Sabtu, 07 Agustus 2010

SEGERA HENTIKAN KOPROMI POLITIK



Undang-Undang No. 21 Tahun 2001 tentang Otonomi Khusus bagi Provinsi Papua adalah merupakan gula-gula politik Jakarta bersama kroni-kroninya untuk meredam aspirasi politik Papua Merdeka yang mengkristal diseantero Tanah Papua sampai menggema sampai manca negara. UU OTSUS Papua diterapkan di Tanah Papua bukan merupakan niat baik Jakarta untuk mengangkat harkat dan martabat orang Papua, bukan juga untuk membangun sumberdaya manusia Papua, akan tetapi melalui paket politik ini Negara Indonesia membunuh Sumber Daya Manusia Papua. Dan juga OTSUS diterapkan bukan untuk melestarikan tanah dan kekayaan alam Papua, akan tetapi menghancurkan tanah dan sumber daya alam Papua. Dengan demikian OTSUS diberikan bukan hanya meredam aspirasi orang Papua, tetapi ada tujuan terselubung yang sangat membahayakan orang Papua, yakni menghancurkan tanah dan kekayaan alam Papua, serta memusnahkan etnis bangsa Papua.

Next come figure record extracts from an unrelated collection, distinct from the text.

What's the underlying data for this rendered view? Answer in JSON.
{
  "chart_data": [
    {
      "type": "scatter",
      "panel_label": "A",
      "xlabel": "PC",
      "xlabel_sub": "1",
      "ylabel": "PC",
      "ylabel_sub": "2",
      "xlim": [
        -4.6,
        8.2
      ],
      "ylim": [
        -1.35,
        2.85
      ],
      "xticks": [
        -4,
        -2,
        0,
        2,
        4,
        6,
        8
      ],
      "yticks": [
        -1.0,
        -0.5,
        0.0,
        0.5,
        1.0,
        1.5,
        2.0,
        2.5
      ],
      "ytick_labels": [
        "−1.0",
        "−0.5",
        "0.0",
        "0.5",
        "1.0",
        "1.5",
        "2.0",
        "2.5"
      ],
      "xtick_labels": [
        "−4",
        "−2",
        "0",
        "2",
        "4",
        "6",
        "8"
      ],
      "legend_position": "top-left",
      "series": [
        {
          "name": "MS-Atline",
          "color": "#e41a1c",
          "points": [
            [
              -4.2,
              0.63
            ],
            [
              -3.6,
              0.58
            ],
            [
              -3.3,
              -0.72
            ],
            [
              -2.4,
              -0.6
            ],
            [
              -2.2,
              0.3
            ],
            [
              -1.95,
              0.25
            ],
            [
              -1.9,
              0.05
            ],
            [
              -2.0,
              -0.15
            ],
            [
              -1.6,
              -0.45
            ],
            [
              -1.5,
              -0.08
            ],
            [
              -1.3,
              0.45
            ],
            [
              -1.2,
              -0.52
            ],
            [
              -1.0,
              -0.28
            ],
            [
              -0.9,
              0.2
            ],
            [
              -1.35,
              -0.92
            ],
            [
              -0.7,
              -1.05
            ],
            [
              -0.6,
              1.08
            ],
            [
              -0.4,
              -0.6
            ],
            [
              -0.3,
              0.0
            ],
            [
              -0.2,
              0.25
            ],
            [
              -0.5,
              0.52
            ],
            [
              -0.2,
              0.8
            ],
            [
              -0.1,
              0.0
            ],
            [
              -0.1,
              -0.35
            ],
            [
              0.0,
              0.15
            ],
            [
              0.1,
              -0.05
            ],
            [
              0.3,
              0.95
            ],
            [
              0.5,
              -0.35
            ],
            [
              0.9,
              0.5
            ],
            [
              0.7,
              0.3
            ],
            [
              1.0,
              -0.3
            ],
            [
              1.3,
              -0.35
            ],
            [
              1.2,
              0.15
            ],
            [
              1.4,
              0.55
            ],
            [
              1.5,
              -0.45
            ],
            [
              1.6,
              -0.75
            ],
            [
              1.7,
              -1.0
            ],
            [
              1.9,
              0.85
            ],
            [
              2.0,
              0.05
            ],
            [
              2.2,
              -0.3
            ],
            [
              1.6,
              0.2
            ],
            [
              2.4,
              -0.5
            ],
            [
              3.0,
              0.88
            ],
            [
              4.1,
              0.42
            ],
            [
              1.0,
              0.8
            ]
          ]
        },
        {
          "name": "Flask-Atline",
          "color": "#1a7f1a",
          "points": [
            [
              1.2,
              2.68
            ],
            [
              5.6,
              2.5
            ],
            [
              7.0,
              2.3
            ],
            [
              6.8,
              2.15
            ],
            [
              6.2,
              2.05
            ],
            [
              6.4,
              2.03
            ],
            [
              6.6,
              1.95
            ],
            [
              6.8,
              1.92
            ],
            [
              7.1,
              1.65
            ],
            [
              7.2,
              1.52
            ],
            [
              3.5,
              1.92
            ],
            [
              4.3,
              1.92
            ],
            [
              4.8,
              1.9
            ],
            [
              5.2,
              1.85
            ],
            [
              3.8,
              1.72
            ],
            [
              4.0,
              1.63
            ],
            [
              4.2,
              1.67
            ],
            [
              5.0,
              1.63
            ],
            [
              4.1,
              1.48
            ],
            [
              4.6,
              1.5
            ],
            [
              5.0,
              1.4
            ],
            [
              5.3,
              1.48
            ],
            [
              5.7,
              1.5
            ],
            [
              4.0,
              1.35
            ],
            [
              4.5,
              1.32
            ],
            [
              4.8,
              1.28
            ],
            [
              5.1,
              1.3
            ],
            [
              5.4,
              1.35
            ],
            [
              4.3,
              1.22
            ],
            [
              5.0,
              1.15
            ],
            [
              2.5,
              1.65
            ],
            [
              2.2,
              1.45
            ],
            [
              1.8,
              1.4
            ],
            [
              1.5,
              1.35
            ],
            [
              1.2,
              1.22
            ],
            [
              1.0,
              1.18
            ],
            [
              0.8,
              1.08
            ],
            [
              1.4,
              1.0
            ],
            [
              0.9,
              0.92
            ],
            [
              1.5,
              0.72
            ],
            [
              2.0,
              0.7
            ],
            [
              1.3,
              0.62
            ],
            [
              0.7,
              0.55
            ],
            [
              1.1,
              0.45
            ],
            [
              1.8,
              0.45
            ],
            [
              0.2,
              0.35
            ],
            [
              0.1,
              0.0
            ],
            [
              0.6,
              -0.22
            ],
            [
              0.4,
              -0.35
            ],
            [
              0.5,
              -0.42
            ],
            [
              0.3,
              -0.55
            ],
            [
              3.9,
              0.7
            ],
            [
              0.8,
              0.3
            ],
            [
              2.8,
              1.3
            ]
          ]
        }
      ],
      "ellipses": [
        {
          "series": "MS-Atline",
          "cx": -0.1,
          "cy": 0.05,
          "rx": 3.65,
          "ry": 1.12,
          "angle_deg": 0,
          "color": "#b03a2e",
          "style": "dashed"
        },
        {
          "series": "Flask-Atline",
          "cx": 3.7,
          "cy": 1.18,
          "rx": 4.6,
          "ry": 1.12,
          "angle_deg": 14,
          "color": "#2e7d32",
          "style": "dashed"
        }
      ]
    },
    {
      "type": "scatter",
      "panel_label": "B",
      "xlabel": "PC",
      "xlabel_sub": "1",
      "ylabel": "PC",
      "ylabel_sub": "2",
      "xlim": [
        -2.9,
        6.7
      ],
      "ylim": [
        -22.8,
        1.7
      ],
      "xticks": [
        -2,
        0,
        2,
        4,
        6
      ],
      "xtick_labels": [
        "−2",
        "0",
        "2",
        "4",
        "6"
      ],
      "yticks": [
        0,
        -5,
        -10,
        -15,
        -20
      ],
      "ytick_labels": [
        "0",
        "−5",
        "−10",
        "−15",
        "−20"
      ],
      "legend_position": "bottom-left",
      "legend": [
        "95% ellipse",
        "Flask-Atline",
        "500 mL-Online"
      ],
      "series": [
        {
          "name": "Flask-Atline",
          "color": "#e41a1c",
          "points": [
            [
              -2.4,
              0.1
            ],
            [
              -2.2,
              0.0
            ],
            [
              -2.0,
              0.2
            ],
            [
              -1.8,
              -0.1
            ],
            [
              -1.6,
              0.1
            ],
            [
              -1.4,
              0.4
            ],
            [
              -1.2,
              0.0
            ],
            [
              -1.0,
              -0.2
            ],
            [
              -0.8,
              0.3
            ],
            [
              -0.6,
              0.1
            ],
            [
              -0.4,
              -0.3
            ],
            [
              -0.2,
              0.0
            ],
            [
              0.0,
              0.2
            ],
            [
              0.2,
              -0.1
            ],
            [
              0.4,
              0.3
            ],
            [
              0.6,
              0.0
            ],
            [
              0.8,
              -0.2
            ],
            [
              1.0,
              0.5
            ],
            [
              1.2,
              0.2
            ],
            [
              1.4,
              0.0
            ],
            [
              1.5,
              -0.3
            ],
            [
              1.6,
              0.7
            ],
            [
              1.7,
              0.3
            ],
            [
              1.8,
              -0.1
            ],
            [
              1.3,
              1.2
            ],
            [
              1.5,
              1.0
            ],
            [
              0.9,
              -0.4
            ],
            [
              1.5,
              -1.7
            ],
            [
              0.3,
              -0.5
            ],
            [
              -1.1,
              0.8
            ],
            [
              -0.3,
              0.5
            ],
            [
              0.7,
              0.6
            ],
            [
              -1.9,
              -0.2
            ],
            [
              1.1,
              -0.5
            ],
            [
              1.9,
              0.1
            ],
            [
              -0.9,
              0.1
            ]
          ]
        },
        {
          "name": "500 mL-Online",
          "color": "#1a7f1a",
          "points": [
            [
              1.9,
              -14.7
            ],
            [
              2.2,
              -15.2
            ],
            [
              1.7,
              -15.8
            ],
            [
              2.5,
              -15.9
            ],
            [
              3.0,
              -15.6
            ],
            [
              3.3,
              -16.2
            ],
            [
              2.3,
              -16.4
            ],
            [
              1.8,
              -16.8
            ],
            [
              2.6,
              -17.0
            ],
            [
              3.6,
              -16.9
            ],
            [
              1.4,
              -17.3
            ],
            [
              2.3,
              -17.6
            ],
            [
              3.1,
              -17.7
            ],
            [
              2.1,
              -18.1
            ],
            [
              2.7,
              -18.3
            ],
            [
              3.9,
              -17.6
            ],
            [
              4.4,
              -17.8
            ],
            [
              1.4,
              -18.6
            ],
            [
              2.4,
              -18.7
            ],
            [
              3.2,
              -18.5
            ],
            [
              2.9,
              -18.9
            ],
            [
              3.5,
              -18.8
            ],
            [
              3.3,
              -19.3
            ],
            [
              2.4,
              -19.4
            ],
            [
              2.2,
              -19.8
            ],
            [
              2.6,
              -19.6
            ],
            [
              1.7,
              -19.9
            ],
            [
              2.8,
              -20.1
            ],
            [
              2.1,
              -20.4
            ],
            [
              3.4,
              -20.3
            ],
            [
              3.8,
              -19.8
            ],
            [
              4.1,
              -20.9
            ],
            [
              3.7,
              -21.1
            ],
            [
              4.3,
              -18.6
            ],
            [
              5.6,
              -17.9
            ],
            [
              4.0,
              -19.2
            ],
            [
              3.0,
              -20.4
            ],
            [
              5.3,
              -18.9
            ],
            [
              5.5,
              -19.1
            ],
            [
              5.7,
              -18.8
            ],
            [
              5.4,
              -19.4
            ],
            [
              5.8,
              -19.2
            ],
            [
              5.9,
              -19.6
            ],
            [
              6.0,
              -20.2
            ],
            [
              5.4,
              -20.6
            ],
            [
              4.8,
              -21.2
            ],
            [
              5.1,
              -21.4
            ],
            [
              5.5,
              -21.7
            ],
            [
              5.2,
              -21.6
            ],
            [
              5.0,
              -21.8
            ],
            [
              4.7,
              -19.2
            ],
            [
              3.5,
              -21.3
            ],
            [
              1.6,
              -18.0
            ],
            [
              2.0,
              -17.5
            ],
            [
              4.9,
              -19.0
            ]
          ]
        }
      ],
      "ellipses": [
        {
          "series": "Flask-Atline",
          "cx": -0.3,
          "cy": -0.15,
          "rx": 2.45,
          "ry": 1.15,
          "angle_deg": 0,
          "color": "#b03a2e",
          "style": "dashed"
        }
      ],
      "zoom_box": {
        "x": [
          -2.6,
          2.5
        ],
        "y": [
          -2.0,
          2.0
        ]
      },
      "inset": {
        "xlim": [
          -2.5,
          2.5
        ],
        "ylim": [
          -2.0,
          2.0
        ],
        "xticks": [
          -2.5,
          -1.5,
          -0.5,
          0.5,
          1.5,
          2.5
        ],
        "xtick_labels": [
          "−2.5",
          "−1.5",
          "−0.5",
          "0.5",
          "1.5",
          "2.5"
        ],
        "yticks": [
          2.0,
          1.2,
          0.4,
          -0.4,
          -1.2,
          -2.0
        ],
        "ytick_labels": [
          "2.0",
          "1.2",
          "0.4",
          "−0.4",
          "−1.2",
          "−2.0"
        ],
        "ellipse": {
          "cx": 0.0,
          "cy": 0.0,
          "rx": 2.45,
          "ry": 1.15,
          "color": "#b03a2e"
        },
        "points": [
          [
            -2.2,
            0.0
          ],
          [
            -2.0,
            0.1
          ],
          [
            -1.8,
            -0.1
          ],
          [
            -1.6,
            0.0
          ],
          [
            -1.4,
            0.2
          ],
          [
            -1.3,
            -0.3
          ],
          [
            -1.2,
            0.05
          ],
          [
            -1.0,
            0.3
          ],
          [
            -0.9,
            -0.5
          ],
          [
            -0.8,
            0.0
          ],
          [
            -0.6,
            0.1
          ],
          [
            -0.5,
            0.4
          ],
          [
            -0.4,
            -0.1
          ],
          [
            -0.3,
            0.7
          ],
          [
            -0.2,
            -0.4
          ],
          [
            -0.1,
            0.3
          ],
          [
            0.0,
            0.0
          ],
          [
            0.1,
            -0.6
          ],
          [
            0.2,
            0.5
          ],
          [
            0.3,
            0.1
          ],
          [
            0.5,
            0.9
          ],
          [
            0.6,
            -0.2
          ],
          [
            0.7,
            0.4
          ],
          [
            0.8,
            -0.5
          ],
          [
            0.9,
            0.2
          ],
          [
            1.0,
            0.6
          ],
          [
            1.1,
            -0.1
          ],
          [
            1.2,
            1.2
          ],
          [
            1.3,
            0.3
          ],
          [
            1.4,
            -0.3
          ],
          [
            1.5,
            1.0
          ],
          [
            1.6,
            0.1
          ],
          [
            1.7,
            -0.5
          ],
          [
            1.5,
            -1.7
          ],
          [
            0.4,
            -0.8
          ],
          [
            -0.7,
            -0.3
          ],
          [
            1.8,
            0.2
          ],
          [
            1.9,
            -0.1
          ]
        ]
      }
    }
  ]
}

Para kroni-kroni Negara Indonesia yang adalah antek-antek Negara kapitalis di manca Negara memberikan dukungan atas paket politik Jakarta dengan menyalurkan dana OTSUS. Mengapa Negara-negara kapitalis ini mendukung OTSUS Papua dengan memberikan dana OTSUS? Jawabannya adalah Negara Kapitalisme memiliki kepentingan ekonomi di Tanah Papua. Dana yang diberikan oleh para pendonor OTSUS, bukan karena niat baik mereka untuk membangun Tanah Papua, bukan karena peduli kemanusiaan, akan tetapi dibalik itu melalui dana yang diberikan membangun jembatan permanen bagi masuknya Investasi di Tanah Papua. Para kaum pemodal itu lihai. Dana OTSUS yang diberikan Negara pendonor tidak mengalami kerugian, karena mereka akan mendapatkan keuntungan yang berlipat ganda dengan masuknya Investasi di Tanah Papua.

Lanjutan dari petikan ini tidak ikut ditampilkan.